Cool technology--which I'm not letting anywhere near any production server I hav...

danudey · on July 28, 2010

My company has just purchased 150-200 ksplice licenses, and it's really a fantastic technology. It loads up a kernel module that does all the runtime patching for you, but if you don't run it, it doesn't update.

The benefit I see here is that it provides you with a kernel that has all the latest security updates without having to recompile, upgrade, etc. When you reboot next, you have the same kernel you had last time you rebooted (unless you've done an upgrade in the meantime), so you know it's going to boot.

ksplice doesn't modify the kernel on-disk, only in memory. In the unlikely (so far for us) situation that one of those patches is incompatible, causes problems, crashes your system, etc. and you want to reboot to a known-good configuration, just log into their system and deactivate the server, and it won't be able to do any updates.

Your post seems to assume that ksplice changes your booting kernel, and thus who knows if it will boot next time. This doesn't happen. Unless you upgrade your kernel yourself (e.g. through yum or apt), you're always booting from the same (insecure) kernel, and the ksplice daemon reapplies the patches again after you boot to get you up-to-date.

It's really a marvellous technology, and it's worked very well for us so far.

wzdd · on July 28, 2010

Exactly. I saw this back when it was relatively new, at EuroSys 09, and it seemed very smooth, very neat, and very much not what I'd want on anything mission-critical.

The most valuable thing I took out of it was that it is a good lesson in marketing a product. I mean, the tech itself obviously took a lot of work, but it doesn't really attack what people doing dynamic upgrade consider hard problems -- in particular, it doesn't do changes to data very well.

However, look at the way it was presented. Firstly we get good stats to the effect that the vast majority of kernel updates are things that can be done without solving difficult data update problems. This was a particularly important point to make at a research-related conference.

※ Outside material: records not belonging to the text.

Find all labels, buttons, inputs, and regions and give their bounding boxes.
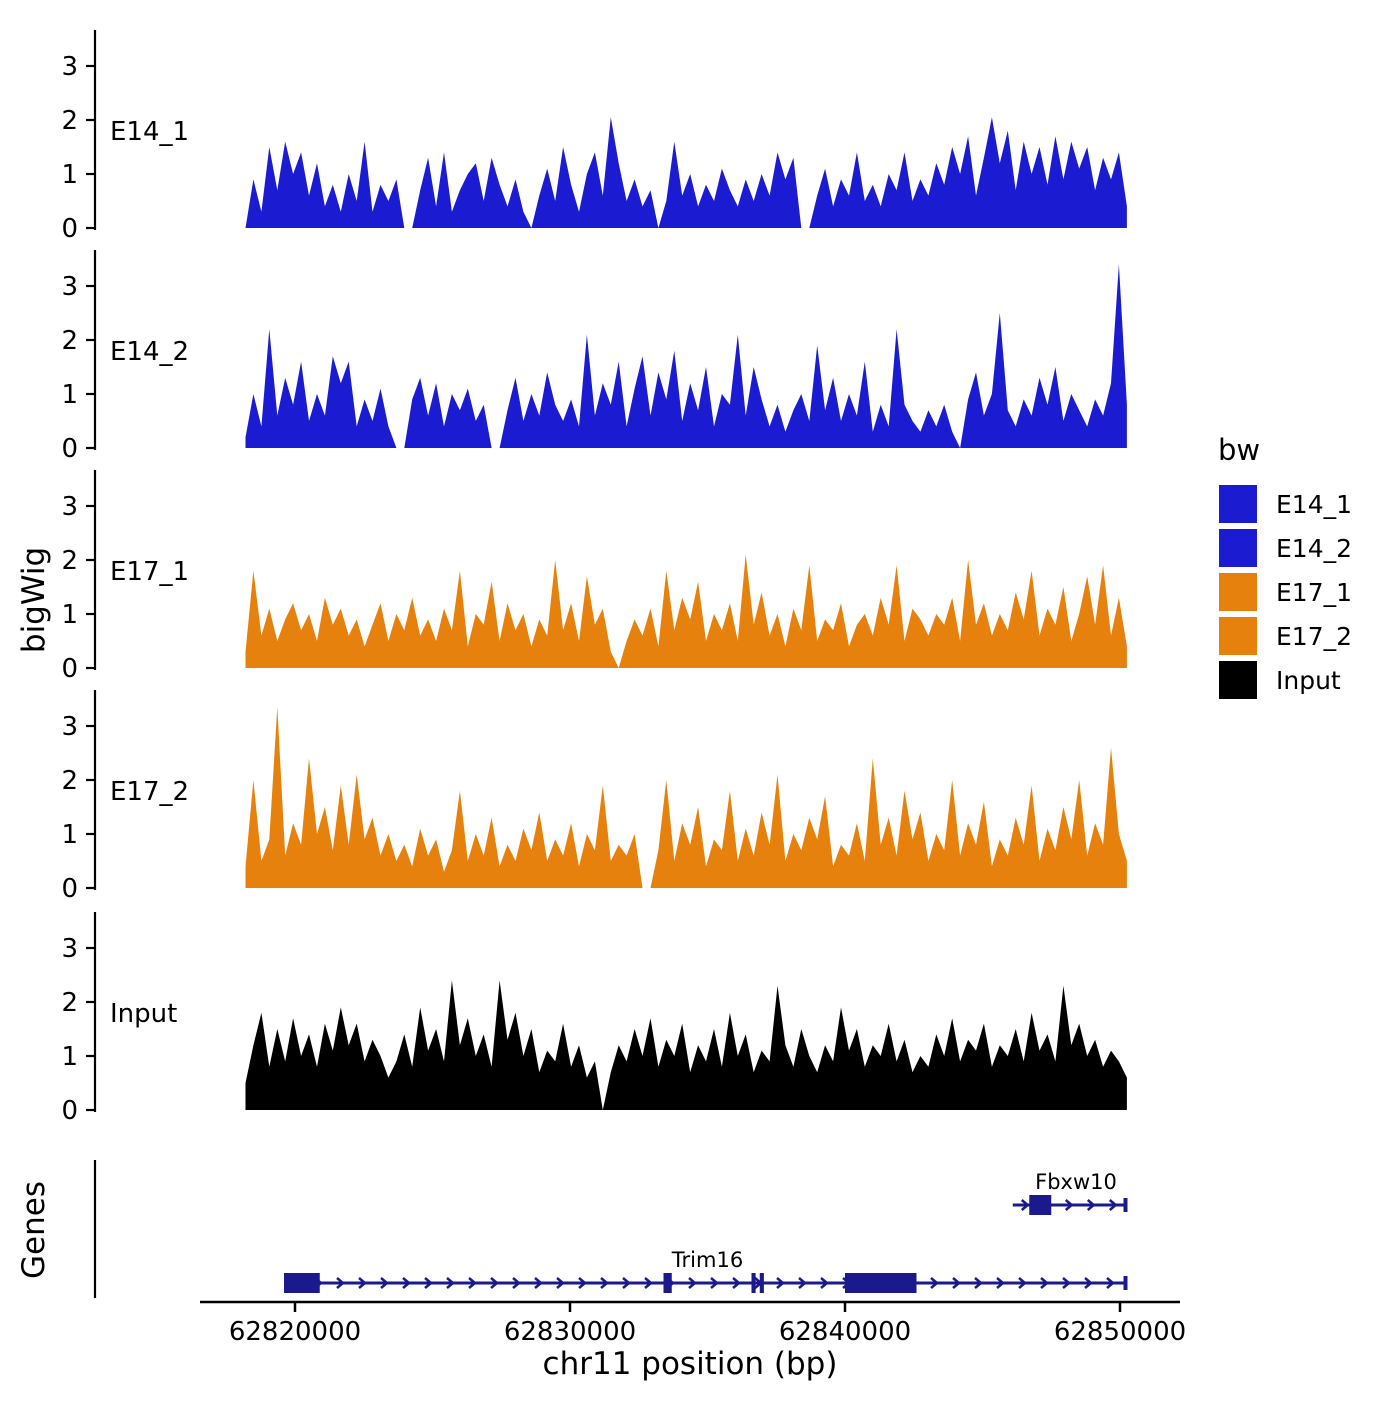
- strand-arrow-icon: [930, 1277, 939, 1289]
- legend-swatch-E17_2: [1217, 615, 1259, 657]
- strand-arrow-icon: [798, 1277, 807, 1289]
- strand-arrow-icon: [1040, 1277, 1049, 1289]
- y-tick-label: 1: [61, 380, 78, 410]
- track-label-E14_2: E14_2: [110, 337, 189, 367]
- strand-arrow-icon: [380, 1277, 389, 1289]
- strand-arrow-icon: [600, 1277, 609, 1289]
- legend-label-E14_1: E14_1: [1276, 490, 1352, 519]
- y-tick-label: 2: [61, 106, 78, 136]
- strand-arrow-icon: [446, 1277, 455, 1289]
- gene-end-marker: [1123, 1198, 1128, 1212]
- track-area-E14_2: [245, 264, 1127, 448]
- track-label-E14_1: E14_1: [110, 117, 189, 147]
- strand-arrow-icon: [776, 1277, 785, 1289]
- strand-arrow-icon: [974, 1277, 983, 1289]
- strand-arrow-icon: [952, 1277, 961, 1289]
- track-label-E17_1: E17_1: [110, 557, 189, 587]
- y-tick-label: 2: [61, 988, 78, 1018]
- genes-axis-title: Genes: [16, 1181, 52, 1279]
- strand-arrow-icon: [358, 1277, 367, 1289]
- x-tick-label: 62840000: [779, 1317, 911, 1347]
- y-tick-label: 0: [61, 654, 78, 684]
- gene-exon-Trim16: [663, 1273, 672, 1293]
- x-tick-label: 62850000: [1054, 1317, 1186, 1347]
- y-tick-label: 0: [61, 214, 78, 244]
- track-label-Input: Input: [110, 999, 177, 1029]
- y-tick-label: 0: [61, 874, 78, 904]
- y-tick-label: 1: [61, 600, 78, 630]
- y-tick-label: 0: [61, 434, 78, 464]
- strand-arrow-icon: [688, 1277, 697, 1289]
- x-tick-label: 62830000: [504, 1317, 636, 1347]
- gene-exon-Trim16: [845, 1273, 917, 1293]
- legend-swatch-E14_2: [1217, 527, 1259, 569]
- legend-swatch-E17_1: [1217, 571, 1259, 613]
- x-axis-title: chr11 position (bp): [543, 1346, 838, 1382]
- strand-arrow-icon: [622, 1277, 631, 1289]
- strand-arrow-icon: [710, 1277, 719, 1289]
- strand-arrow-icon: [1084, 1277, 1093, 1289]
- strand-arrow-icon: [490, 1277, 499, 1289]
- strand-arrow-icon: [1064, 1199, 1074, 1211]
- legend-label-E17_2: E17_2: [1276, 622, 1352, 651]
- strand-arrow-icon: [1108, 1199, 1118, 1211]
- y-tick-label: 1: [61, 820, 78, 850]
- genes-track-group: Fbxw10 Trim16: [93, 1160, 1128, 1298]
- legend-label-E14_2: E14_2: [1276, 534, 1352, 563]
- gene-end-marker: [1123, 1276, 1128, 1290]
- strand-arrow-icon: [1018, 1277, 1027, 1289]
- gene-label-Trim16: Trim16: [671, 1248, 743, 1272]
- y-axis-title: bigWig: [16, 547, 52, 653]
- gene-exon-Trim16: [751, 1273, 756, 1293]
- strand-arrow-icon: [1020, 1199, 1030, 1211]
- track-area-E14_1: [245, 117, 1127, 228]
- legend-swatch-E14_1: [1217, 483, 1259, 525]
- y-tick-label: 3: [61, 272, 78, 302]
- strand-arrow-icon: [1086, 1199, 1096, 1211]
- strand-arrow-icon: [820, 1277, 829, 1289]
- y-tick-label: 3: [61, 712, 78, 742]
- y-tick-label: 0: [61, 1096, 78, 1126]
- x-axis-group: 62820000 62830000 62840000 62850000: [200, 1300, 1186, 1347]
- strand-arrow-icon: [1106, 1277, 1115, 1289]
- x-tick-label: 62820000: [229, 1317, 361, 1347]
- strand-arrow-icon: [644, 1277, 653, 1289]
- gene-exon-Trim16: [759, 1273, 764, 1293]
- legend-swatch-Input: [1217, 659, 1259, 701]
- y-tick-label: 1: [61, 160, 78, 190]
- strand-arrow-icon: [578, 1277, 587, 1289]
- coverage-tracks-group: 0 1 2 3 E14_1 0 1 2 3 E14_2 0 1 2 3 E17_1 0 1 2 3 E17_2 0 1 2 3…: [61, 30, 1127, 1126]
- strand-arrow-icon: [424, 1277, 433, 1289]
- track-label-E17_2: E17_2: [110, 777, 189, 807]
- gene-exon-Fbxw10: [1029, 1195, 1052, 1215]
- strand-arrow-icon: [996, 1277, 1005, 1289]
- legend-group: E14_1 E14_2 E17_1 E17_2 Input: [1217, 483, 1352, 701]
- legend-label-Input: Input: [1276, 666, 1341, 695]
- strand-arrow-icon: [534, 1277, 543, 1289]
- strand-arrow-icon: [336, 1277, 345, 1289]
- y-tick-label: 2: [61, 766, 78, 796]
- track-area-E17_1: [245, 554, 1127, 668]
- gene-exon-Trim16: [284, 1273, 320, 1293]
- strand-arrow-icon: [1062, 1277, 1071, 1289]
- track-area-E17_2: [245, 707, 1127, 888]
- gene-label-Fbxw10: Fbxw10: [1035, 1170, 1117, 1194]
- strand-arrow-icon: [512, 1277, 521, 1289]
- y-tick-label: 1: [61, 1042, 78, 1072]
- strand-arrow-icon: [402, 1277, 411, 1289]
- strand-arrow-icon: [732, 1277, 741, 1289]
- y-tick-label: 3: [61, 492, 78, 522]
- y-tick-label: 2: [61, 326, 78, 356]
- track-area-Input: [245, 980, 1127, 1110]
- legend-title: bw: [1218, 433, 1260, 467]
- strand-arrow-icon: [556, 1277, 565, 1289]
- y-tick-label: 3: [61, 52, 78, 82]
- strand-arrow-icon: [468, 1277, 477, 1289]
- y-tick-label: 3: [61, 934, 78, 964]
- y-tick-label: 2: [61, 546, 78, 576]
- legend-label-E17_1: E17_1: [1276, 578, 1352, 607]
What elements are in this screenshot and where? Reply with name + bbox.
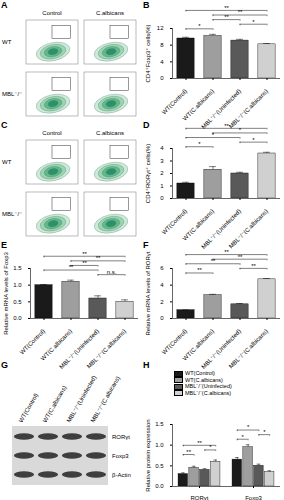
svg-text:β-Actin: β-Actin (112, 472, 131, 478)
svg-text:1.0: 1.0 (155, 442, 164, 448)
html-text:E: E (1, 240, 7, 250)
svg-text:1.5: 1.5 (13, 265, 22, 271)
svg-text:WT(C.albicans): WT(C.albicans) (39, 328, 74, 362)
svg-text:Control: Control (42, 10, 61, 16)
svg-text:0.5: 0.5 (155, 463, 164, 469)
svg-text:**: ** (251, 263, 256, 269)
svg-text:**: ** (224, 123, 229, 129)
html-text:WT(Control): WT(Control) (185, 370, 215, 376)
svg-text:0: 0 (160, 315, 164, 321)
svg-text:CD4⁺RORγt⁺ cells(%): CD4⁺RORγt⁺ cells(%) (145, 144, 151, 203)
svg-text:*: * (242, 434, 245, 440)
svg-text:RORγt: RORγt (112, 434, 130, 440)
svg-text:*: * (239, 127, 242, 133)
svg-text:MBL⁻/⁻(Uninfected): MBL⁻/⁻(Uninfected) (65, 374, 98, 424)
svg-text:*: * (209, 444, 212, 450)
svg-text:**: ** (197, 267, 202, 273)
svg-text:WT(C.albicans): WT(C.albicans) (181, 208, 216, 242)
svg-text:1.5: 1.5 (155, 421, 164, 427)
svg-text:4: 4 (160, 282, 164, 288)
svg-text:CD4⁺Foxp3⁺ cells(%): CD4⁺Foxp3⁺ cells(%) (145, 24, 151, 82)
svg-text:2: 2 (160, 170, 164, 176)
svg-text:Foxp3: Foxp3 (245, 495, 262, 500)
svg-text:WT(C.albicans): WT(C.albicans) (42, 385, 68, 424)
svg-text:MBL⁻/⁻(C.albicans): MBL⁻/⁻(C.albicans) (228, 328, 269, 369)
svg-text:**: ** (82, 260, 87, 266)
svg-text:1.0: 1.0 (13, 282, 22, 288)
html-text:H: H (143, 360, 150, 370)
svg-text:MBL⁻/⁻(C.albicans): MBL⁻/⁻(C.albicans) (228, 88, 269, 129)
svg-text:12: 12 (157, 25, 164, 31)
svg-text:C.albicans: C.albicans (96, 10, 124, 16)
svg-text:3: 3 (160, 158, 164, 164)
svg-text:0.0: 0.0 (155, 483, 164, 489)
svg-text:8: 8 (160, 42, 164, 48)
svg-text:WT: WT (2, 39, 12, 45)
svg-text:0.5: 0.5 (13, 299, 22, 305)
html-text:A: A (1, 0, 8, 10)
html-text:G: G (1, 360, 8, 370)
svg-text:WT(C.albicans): WT(C.albicans) (181, 88, 216, 122)
svg-text:**: ** (69, 264, 74, 270)
svg-text:MBL⁻/⁻: MBL⁻/⁻ (2, 211, 22, 217)
svg-text:Relative mRNA levels of RORγt: Relative mRNA levels of RORγt (145, 251, 151, 335)
svg-text:MBL⁻/⁻(Uninfected): MBL⁻/⁻(Uninfected) (200, 328, 243, 370)
svg-text:*: * (212, 132, 215, 138)
svg-text:WT: WT (2, 159, 12, 165)
svg-text:0.0: 0.0 (13, 315, 22, 321)
svg-text:WT(Control): WT(Control) (161, 328, 188, 355)
svg-text:*: * (198, 23, 201, 29)
svg-text:**: ** (186, 449, 191, 455)
html-text:D: D (143, 120, 150, 130)
svg-text:WT(Control): WT(Control) (18, 392, 40, 423)
svg-text:Relative protein expression: Relative protein expression (145, 419, 151, 491)
svg-text:MBL⁻/⁻: MBL⁻/⁻ (2, 91, 22, 97)
svg-text:RORγt: RORγt (191, 495, 209, 500)
svg-text:MBL⁻/⁻(Uninfected): MBL⁻/⁻(Uninfected) (58, 328, 101, 370)
svg-text:n.s.: n.s. (107, 269, 117, 275)
svg-text:*: * (198, 141, 201, 147)
svg-text:4: 4 (160, 59, 164, 65)
svg-text:**: ** (238, 9, 243, 15)
svg-text:**: ** (224, 14, 229, 20)
svg-text:**: ** (224, 5, 229, 11)
html-text:C: C (1, 120, 8, 130)
svg-text:MBL⁻/⁻(C.albicans): MBL⁻/⁻(C.albicans) (228, 208, 269, 249)
svg-text:Relative mRNA levels of Foxp3: Relative mRNA levels of Foxp3 (3, 251, 9, 334)
html-text:F: F (143, 240, 149, 250)
svg-text:**: ** (211, 258, 216, 264)
svg-text:**: ** (224, 249, 229, 255)
svg-text:WT(Control): WT(Control) (161, 88, 188, 115)
svg-text:*: * (247, 424, 250, 430)
html-text:B: B (143, 0, 150, 10)
svg-text:MBL⁻/⁻(C.albicans): MBL⁻/⁻(C.albicans) (90, 375, 121, 423)
svg-text:6: 6 (160, 265, 164, 271)
svg-text:WT(C.albicans): WT(C.albicans) (181, 328, 216, 362)
svg-text:WT(Control): WT(Control) (19, 328, 46, 355)
svg-text:*: * (252, 137, 255, 143)
svg-text:**: ** (238, 254, 243, 260)
svg-text:2: 2 (160, 299, 164, 305)
svg-text:MBL⁻/⁻(C.albicans): MBL⁻/⁻(C.albicans) (86, 328, 127, 369)
svg-text:*: * (252, 19, 255, 25)
svg-text:**: ** (82, 251, 87, 257)
svg-text:**: ** (96, 255, 101, 261)
svg-text:C.albicans: C.albicans (96, 130, 124, 136)
svg-text:MBL⁻/⁻(Uninfected): MBL⁻/⁻(Uninfected) (200, 208, 243, 250)
html-text:MBL⁻/⁻(Uninfected): MBL⁻/⁻(Uninfected) (185, 383, 232, 390)
svg-text:MBL⁻/⁻(Uninfected): MBL⁻/⁻(Uninfected) (200, 88, 243, 130)
svg-text:Control: Control (42, 130, 61, 136)
svg-text:*: * (263, 429, 266, 435)
svg-text:0: 0 (160, 75, 164, 81)
svg-text:Foxp3: Foxp3 (112, 453, 129, 459)
svg-text:WT(Control): WT(Control) (161, 208, 188, 235)
svg-text:1: 1 (160, 183, 164, 189)
html-text:MBL⁻/⁻(C.albicans): MBL⁻/⁻(C.albicans) (185, 389, 232, 396)
svg-text:**: ** (197, 440, 202, 446)
html-text:WT(C.albicans): WT(C.albicans) (185, 376, 223, 383)
svg-text:4: 4 (160, 145, 164, 151)
svg-text:0: 0 (160, 195, 164, 201)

But the marketing doesn't stop there -- they also run a service which you can use to generate updates for you, so you can track from kernel to kernel automatically.

So, the end result is a strong argument for something which a) works most of the time; b) will work for you without much effort on your part; and (most importantly) c) is fantastic bragging rights: "My OS doesn't ever need rebooting!"

In the wrong hands, this would have been a mediocre research project. "Sure we can upgrade the kernel, but we have to interpose functions, create shadow data structures, the result isn't anything like what a "real" kernel would look like after reboot so you have no guarantee of anything, and sometimes it doesn't work". Instead we get something that everybody is talking about and is rapidly emerging as a strong selling point for Linux. My respect to the KSplice team for doing three jobs well: research, implementation, and marketing.

chwahoo · on July 27, 2010

This idea that OS (or application) startup provides a valuable upgrade sanity check under controlled conditions is an interesting point and one that hadn't occurred to me in my work with runtime upgrades.

However, Ksplice mainly supports security patches which tend to be localized and less risky than large semantic changes or feature additions. I suspect that such changes are extremely unlikely to produce an unbootable system.

bnoordhuis · on July 27, 2010

Same goes for rebooting after upgrading libc and other core libraries. Running processes will keep on using the old version of the library and that's problematic with long-running processes like web servers and databases. You don't want to find out months after the fact that your business-critical application is incompatible with the updated library.

nitefly · on July 27, 2010

If you'd still like to do a scheduled reboot a few times per year, you can--but at least now you can do so at your leisure, without being insecure for days or weeks because your system is not up to date.